Anyone who still thinks the revolution will not be televised isn’t paying attention to Brazil.
The recent and ongoing mass protests in Brazil over political corruption, poor public services, and police brutality are all online, all the time. The protestors are hyperwired, constantly shooting, posting, tweeting, TwitCasting, and connecting (in Portuguese). Every video of a protest is a film of many films (in Portuguese), dotted with the thousand points of light of protestors’ cellphones, set to record.
In Brazil, as in many sites of Arab spring uprisings, technology served a critical organizing purpose. Yet there is more to the story in Brazil, which already had the largest number of Facebook and YouTube users outside the US (as per the WSJ), with 85,962 Facebook posts monthly. The protests themselves have prompted Brazilians to go online. From the first days of the marches in June, the issue exploded onto social media. According to the digital agency Today, on June 16th alone, 548,944 posts, including comments, photos, and videos, reached the principal social network sites.
The marches swelled in part due to terrible police overreaction to peaceful demonstrations. Police brutality has been highlighted in one of the protests’ central slogans, “Where is Amarildo?” The chant demands that government produce the bricklayer Amarildo de Souza, who disappeared from a Rio de Janeiro favela after a wrongful arrest. Adding injury to injury, a local police commissioner later directed the preventative detention of de Souza’s wife (or widow, as the case certainly may be). Even the police commissioner now in charge has pointed out that the excuse given for the arrests was cooked: “It is odd to see how much effort was spent to link the couple to criminal activity,” he commented, when “in no previous report do the pair even appear as suspects.” The protests have lent the tragedy national visibility as an irrefutable example of the government’s willingness not only to torture and kill, but to intimidate and criminalize victims and their families.
Police and other forms of state violence are stunning in Brazil. Brazilian military police, among the world’s most violent, enjoy the protection of a bizarre juridical precept created during the military regime. The “auto-de-resistência,” or “act of resistance,” preserves police who kill in the line of action, free from criminal charges or investigation. This provision, and Brazilian society’s tolerance for repressive violence, have allowed over one million people to be assassinated in Brazil over the last 30 years. In Rio de Janeiro state alone, the year the sociologist Michel Misse studied the question, 1,400 people were killed while allegedly resisting the police. (Misse’s complete report in pdf, along with other research-related documents, can be found on the website of the Núcleo de Estudos da Cidadania, Conflito e Violência Urbana, the Citizenship, Conflict and Urban Violence Project of the Federal University of Rio de Janeiro). Indeed, a number of petition campaigns in Brazil, Amnesty International, the UN, and even the US Department of State have proposed the end of the “auto-de-resistência” law and the demilitarization of Brazilian police.
Sadly, these fateful numbers have accrued in the period in which Brazil has moved towards political democracy, after the end of the military dictatorship that governed Brazil into the mid-1980s. The contradictions are excruciating. It has been during democratization that the number of homicides per year has grown 127%. Under formal democracy, for the poor, the state of exception is the rule. Favelas and peripheral neighborhoods suffer curfews, extrajudicial executions, home invasions, and bans on cultural activities such as funk music parties. Homes there are invaded without warrants or with “collective” warrants, and the state kidnaps and kills with impunity.
Certainly in some ways Brazil, in all its tension and tragedy, is no more than this season’s most visible microcosm of the stratifications afflicting the planet—one nation’s 99%. And the high-tech engagements of the protestors may also be no more than that of their counterparts in Tahrir Square or on Wall Street. But Brazil’s contradictions throw this iteration of global protest into high relief, because the police brutality and state violence trouble Brazil’s international image of cordial civility and racial harmony.

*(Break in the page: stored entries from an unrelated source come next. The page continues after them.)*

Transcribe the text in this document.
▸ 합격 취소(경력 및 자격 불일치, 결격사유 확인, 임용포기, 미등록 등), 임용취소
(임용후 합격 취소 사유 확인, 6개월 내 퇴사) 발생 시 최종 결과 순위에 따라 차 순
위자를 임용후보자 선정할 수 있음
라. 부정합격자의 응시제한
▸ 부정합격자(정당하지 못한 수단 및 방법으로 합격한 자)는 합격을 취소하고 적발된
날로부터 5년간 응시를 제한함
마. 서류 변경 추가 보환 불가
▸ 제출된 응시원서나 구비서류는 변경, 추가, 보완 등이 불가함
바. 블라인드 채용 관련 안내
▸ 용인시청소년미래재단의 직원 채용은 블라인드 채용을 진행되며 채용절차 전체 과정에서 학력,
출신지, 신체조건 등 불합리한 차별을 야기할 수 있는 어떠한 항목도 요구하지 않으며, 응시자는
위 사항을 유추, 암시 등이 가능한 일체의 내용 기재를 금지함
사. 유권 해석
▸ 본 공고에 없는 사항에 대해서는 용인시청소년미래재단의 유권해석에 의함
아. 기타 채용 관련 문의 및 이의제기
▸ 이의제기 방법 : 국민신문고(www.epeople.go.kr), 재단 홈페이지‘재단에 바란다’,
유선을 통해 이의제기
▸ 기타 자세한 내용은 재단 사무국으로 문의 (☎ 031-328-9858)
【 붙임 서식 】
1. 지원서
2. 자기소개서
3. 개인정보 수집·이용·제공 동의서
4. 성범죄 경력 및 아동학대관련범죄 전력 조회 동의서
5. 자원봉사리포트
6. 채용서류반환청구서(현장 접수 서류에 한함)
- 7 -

The explosion of decentralized social media in Brazil also runs counter to the nation’s reputation as a source of communications mega-conglomerates—think Globo, of course, or Record (of the Universal Church). From some perspectives the Brazilian public sphere, dominated by these massive networks, is fracturing and losing credibility as social media succeed in making angry noise around police violence, political corruption, and the failures of public services. Perhaps this viral, virtual mobilization—including thousands of young people using lan houses in favelas—will succeed in shifting the social landscape. Perhaps it can challenge the juxtapositions of high technology and social inequity, of state terror amidst democratization. If so, it would be about time, as these are pieces of a long-lived national paradox. As the anthropologist Claude Lévi-Strauss famously observed of São Paulo’s modernization amidst unimpeded poverty and exclusion, “everything looks like it’s under construction and already in ruins.” The protests have done a striking job of juxtaposing the construction of World Cup stadia with decimated public schools and hospitals. The nation and the world would do well to heed their signs. What Brazil needs now is not sports complexes, but careful attention to its ruins.